A carreira literária da Sra. Segal começou com uma onda de rejeições da The New Yorker. Sua sorte mudou quando, em 1960, ela enviou uma história sobre o Kindertransport para a revista. Junto com o envelope selado e endereçado a si mesma, ela acrescentou uma nota: “Tem alguém aí”, ela escreveu, “além do lápis que escreve ‘Desculpe’ na parte inferior das rejeições?”
Enquanto a Sra. Segal estava em Yaddo naquela primavera, sua mãe ligou para dizer que tinha recebido uma carta da revista, e não era o pacote volumoso de sempre, e se ela deveria abri-lo. Ao ouvir a notícia de que sua história tinha sido aceita, a Sra. Segal desligou o telefone e vomitou.
A Sra.
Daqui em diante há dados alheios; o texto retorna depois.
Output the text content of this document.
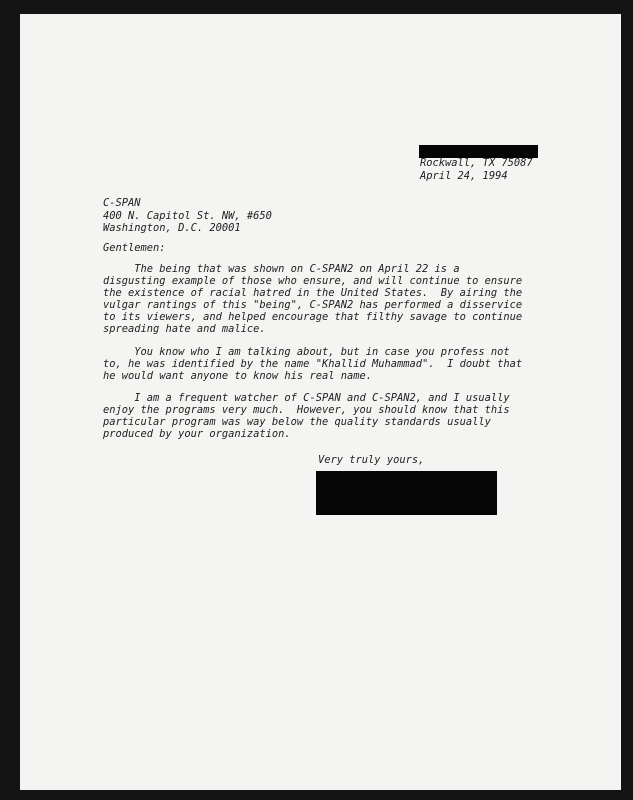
Rockwall, TX 75087

April 24, 1994

C-SPAN

400 N. Capitol St. NW, #650

Washington, D.C. 20001

Gentlemen:

The being that was shown on C-SPAN2 on April 22 is a

disgusting example of those who ensure, and will continue to ensure

the existence of racial hatred in the United States.  By airing the

vulgar rantings of this "being", C-SPAN2 has performed a disservice

to its viewers, and helped encourage that filthy savage to continue

spreading hate and malice.

You know who I am talking about, but in case you profess not

to, he was identified by the name "Khallid Muhammad".  I doubt that

he would want anyone to know his real name.

I am a frequent watcher of C-SPAN and C-SPAN2, and I usually

enjoy the programs very much.  However, you should know that this

particular program was way below the quality standards usually

produced by your organization.

Very truly yours,
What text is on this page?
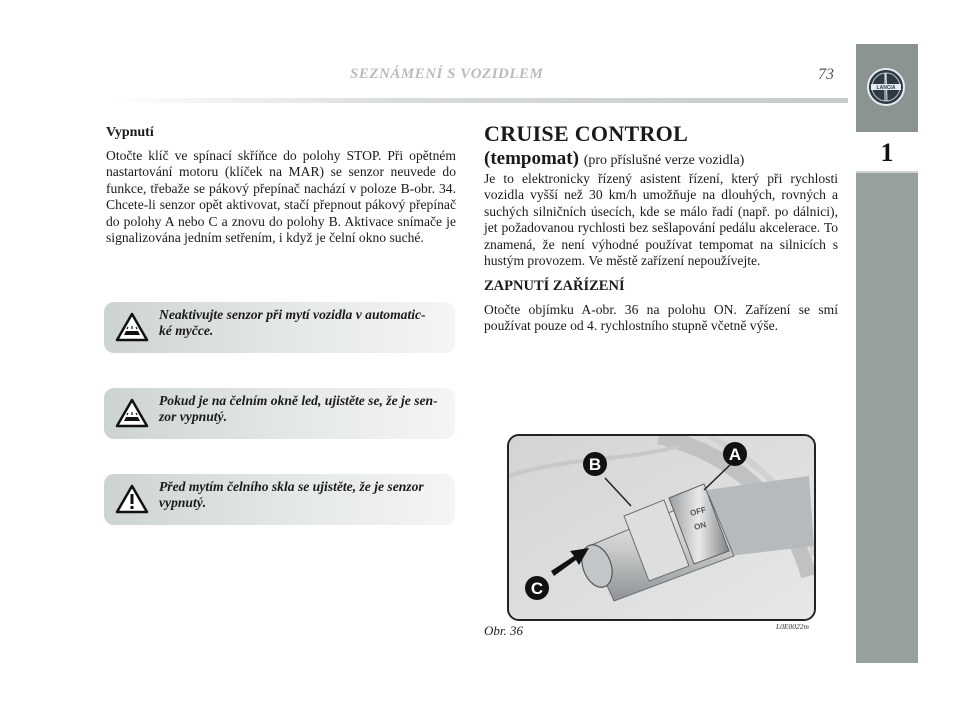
SEZNÁMENÍ S VOZIDLEM	73
LANCIA
1
Vypnutí
Otočte klíč ve spínací skříňce do polohy STOP. Při opětném nastartování motoru (klíček na MAR) se senzor neuvede do funkce, třebaže se pákový přepínač nachází v poloze B-obr. 34. Chcete-li senzor opět aktivovat, stačí přepnout pákový přepínač do polohy A nebo C a znovu do polohy B. Aktivace snímače je signalizována jedním setřením, i když je čelní okno suché.
Neaktivujte senzor při mytí vozidla v automatic-
ké myčce.
Pokud je na čelním okně led, ujistěte se, že je sen-
zor vypnutý.
Před mytím čelního skla se ujistěte, že je senzor
vypnutý.
CRUISE CONTROL
(tempomat) (pro příslušné verze vozidla)
Je to elektronicky řízený asistent řízení, který při rychlosti vozidla vyšší než 30 km/h umožňuje na dlouhých, rovných a suchých silničních úsecích, kde se málo řadí (např. po dálnici), jet požadovanou rychlosti bez sešlapování pedálu akcelerace. To znamená, že není výhodné používat tempomat na silnicích s hustým provozem. Ve městě zařízení nepoužívejte.
ZAPNUTÍ ZAŘÍZENÍ
Otočte objímku A-obr. 36 na polohu ON. Zařízení se smí používat pouze od 4. rychlostního stupně včetně výše.
OFF
ON
B
A
C
Obr. 36	L0E0022m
Segal era uma escritora precisa e frequentemente ficava irritada muito tempo depois do fato por escolhas de palavras inexatas em trabalhos anteriores. Em “Her First American”, ela escreveu sobre uma mulher em uma agência de empregos como tendo “um seio inútil”. Muitas décadas depois, enquanto caminhava para casa um dia, ela pensou, “não um seio ‘inútil’, um seio ‘não utilizado’”, embora ela tenha admitido que “Her First American” foi o único livro com o qual ela ficou satisfeita.
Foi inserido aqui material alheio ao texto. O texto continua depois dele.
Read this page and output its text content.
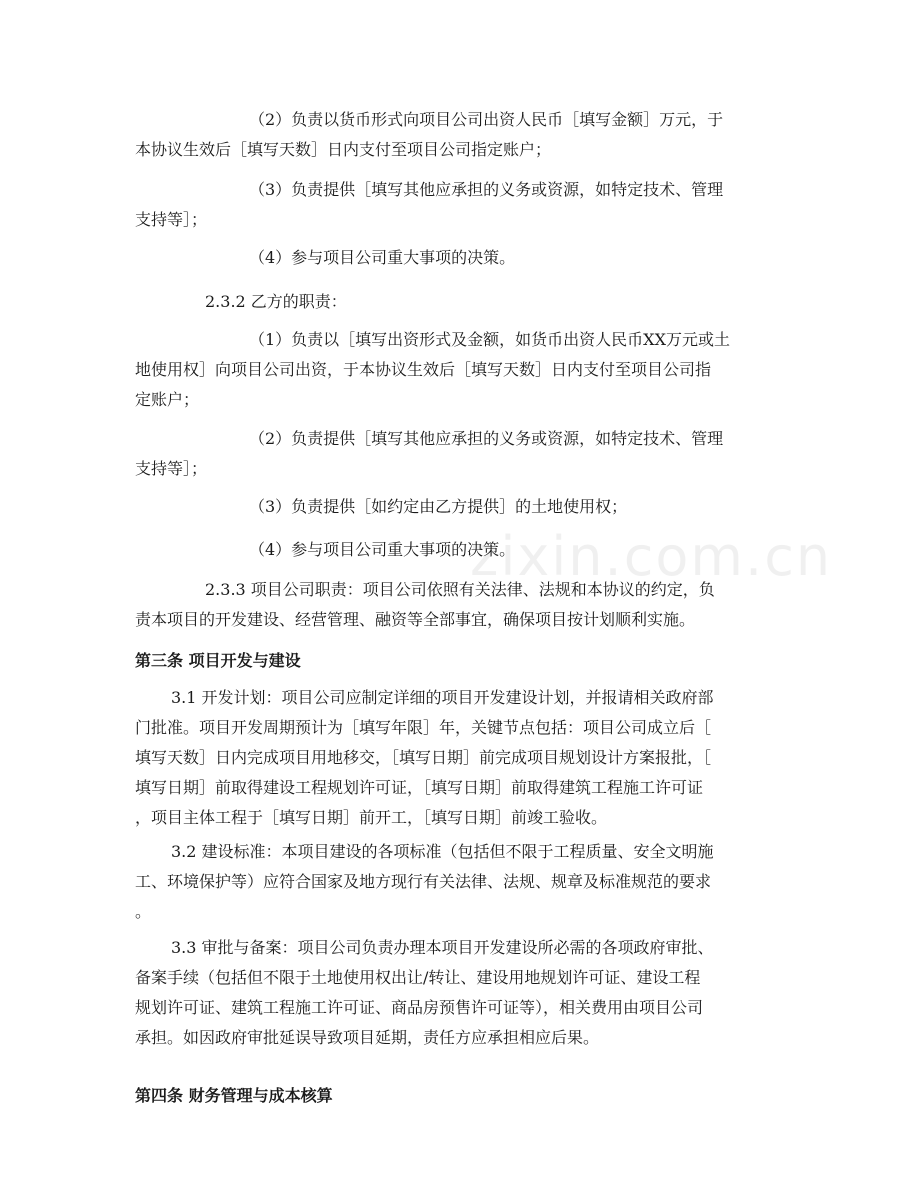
zixin.com.cn
（2）负责以货币形式向项目公司出资人民币［填写金额］万元，于
本协议生效后［填写天数］日内支付至项目公司指定账户；
（3）负责提供［填写其他应承担的义务或资源，如特定技术、管理
支持等］；
（4）参与项目公司重大事项的决策。
2.3.2 乙方的职责：
（1）负责以［填写出资形式及金额，如货币出资人民币XX万元或土
地使用权］向项目公司出资，于本协议生效后［填写天数］日内支付至项目公司指
定账户；
（2）负责提供［填写其他应承担的义务或资源，如特定技术、管理
支持等］；
（3）负责提供［如约定由乙方提供］的土地使用权；
（4）参与项目公司重大事项的决策。
2.3.3 项目公司职责：项目公司依照有关法律、法规和本协议的约定，负
责本项目的开发建设、经营管理、融资等全部事宜，确保项目按计划顺利实施。
第三条 项目开发与建设
3.1 开发计划：项目公司应制定详细的项目开发建设计划，并报请相关政府部
门批准。项目开发周期预计为［填写年限］年，关键节点包括：项目公司成立后［
填写天数］日内完成项目用地移交，［填写日期］前完成项目规划设计方案报批，［
填写日期］前取得建设工程规划许可证，［填写日期］前取得建筑工程施工许可证
，项目主体工程于［填写日期］前开工，［填写日期］前竣工验收。
3.2 建设标准：本项目建设的各项标准（包括但不限于工程质量、安全文明施
工、环境保护等）应符合国家及地方现行有关法律、法规、规章及标准规范的要求
。
3.3 审批与备案：项目公司负责办理本项目开发建设所必需的各项政府审批、
备案手续（包括但不限于土地使用权出让/转让、建设用地规划许可证、建设工程
规划许可证、建筑工程施工许可证、商品房预售许可证等），相关费用由项目公司
承担。如因政府审批延误导致项目延期，责任方应承担相应后果。
第四条 财务管理与成本核算
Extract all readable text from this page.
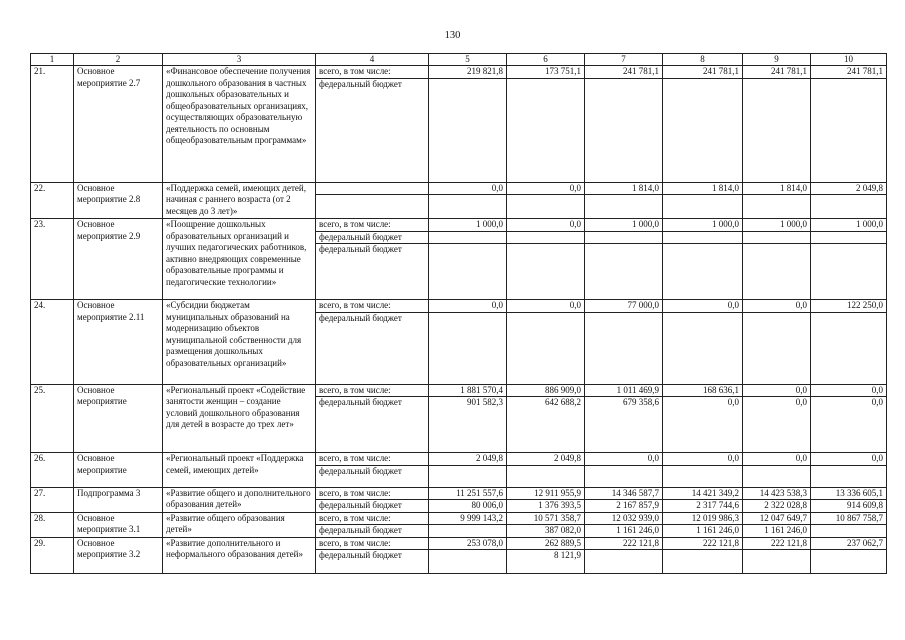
130
1	2	3	4	5	6	7	8	9	10
21.	Основное мероприятие 2.7	«Финансовое обеспечение получения дошкольного образования в частных дошкольных образовательных и общеобразовательных организациях, осуществляющих образовательную деятельность по основным общеобразовательным программам»	всего, в том числе:	219 821,8	173 751,1	241 781,1	241 781,1	241 781,1	241 781,1
			федеральный бюджет						
22.	Основное мероприятие 2.8	«Поддержка семей, имеющих детей, начиная с раннего возраста (от 2 месяцев до 3 лет)»		0,0	0,0	1 814,0	1 814,0	1 814,0	2 049,8

23.	Основное мероприятие 2.9	«Поощрение дошкольных образовательных организаций и лучших педагогических работников, активно внедряющих современные образовательные программы и педагогические технологии»	всего, в том числе:	1 000,0	0,0	1 000,0	1 000,0	1 000,0	1 000,0
			федеральный бюджет						
			федеральный бюджет						
24.	Основное мероприятие 2.11	«Субсидии бюджетам муниципальных образований на модернизацию объектов муниципальной собственности для размещения дошкольных образовательных организаций»	всего, в том числе:	0,0	0,0	77 000,0	0,0	0,0	122 250,0
			федеральный бюджет						
25.	Основное мероприятие	«Региональный проект «Содействие занятости женщин – создание условий дошкольного образования для детей в возрасте до трех лет»	всего, в том числе:	1 881 570,4	886 909,0	1 011 469,9	168 636,1	0,0	0,0
			федеральный бюджет	901 582,3	642 688,2	679 358,6	0,0	0,0	0,0
26.	Основное мероприятие	«Региональный проект «Поддержка семей, имеющих детей»	всего, в том числе:	2 049,8	2 049,8	0,0	0,0	0,0	0,0
			федеральный бюджет						
27.	Подпрограмма 3	«Развитие общего и дополнительного образования детей»	всего, в том числе:	11 251 557,6	12 911 955,9	14 346 587,7	14 421 349,2	14 423 538,3	13 336 605,1
			федеральный бюджет	80 006,0	1 376 393,5	2 167 857,9	2 317 744,6	2 322 028,8	914 609,8
28.	Основное мероприятие 3.1	«Развитие общего образования детей»	всего, в том числе:	9 999 143,2	10 571 358,7	12 032 939,0	12 019 986,3	12 047 649,7	10 867 758,7
			федеральный бюджет		387 082,0	1 161 246,0	1 161 246,0	1 161 246,0	
29.	Основное мероприятие 3.2	«Развитие дополнительного и неформального образования детей»	всего, в том числе:	253 078,0	262 889,5	222 121,8	222 121,8	222 121,8	237 062,7
			федеральный бюджет		8 121,9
“Se há alguém pensando que essas são ‘apenas’ questões cosméticas e mandarim, não é bem assim!”, ela escreveu em um ensaio sobre o relacionamento entre escritores e seus editores em 2019. “A palavra que corresponde ao que vemos e sentimos nos explica a nós mesmos e faz o que Robert Frost diz sobre poesia: ela acaba com nossa confusão.”
“Casas de Outras Pessoas” concluiu com o espanto da autora sobre seu próprio lugar provisório no Novo Mundo: “Mas eu, agora que tenho filhos e tenho mais ou menos a idade que minha mãe tinha quando Hitler chegou, caminho cautelosamente e com espanto sobre esta ilha de meus confortos, sabendo que ela é cercada por todos os lados por calamidades.”
Lore Segal faleceu na segunda-feira 7 de outubro de 2024 em sua casa em Manhattan, Nova Iorque, Nova York. Ela tinha 96 anos.
Sua filha Beatrice Segal anunciou sua morte.
Além da filha, ela deixa um filho, Jacob Segal, e três netos.
(Direitos autorais: https://www.nytimes.com/2024/10/07/books – New York Times/ LIVROS/ por Penelope Green –
Penelope Green é uma repórter do Times na seção de Tributos.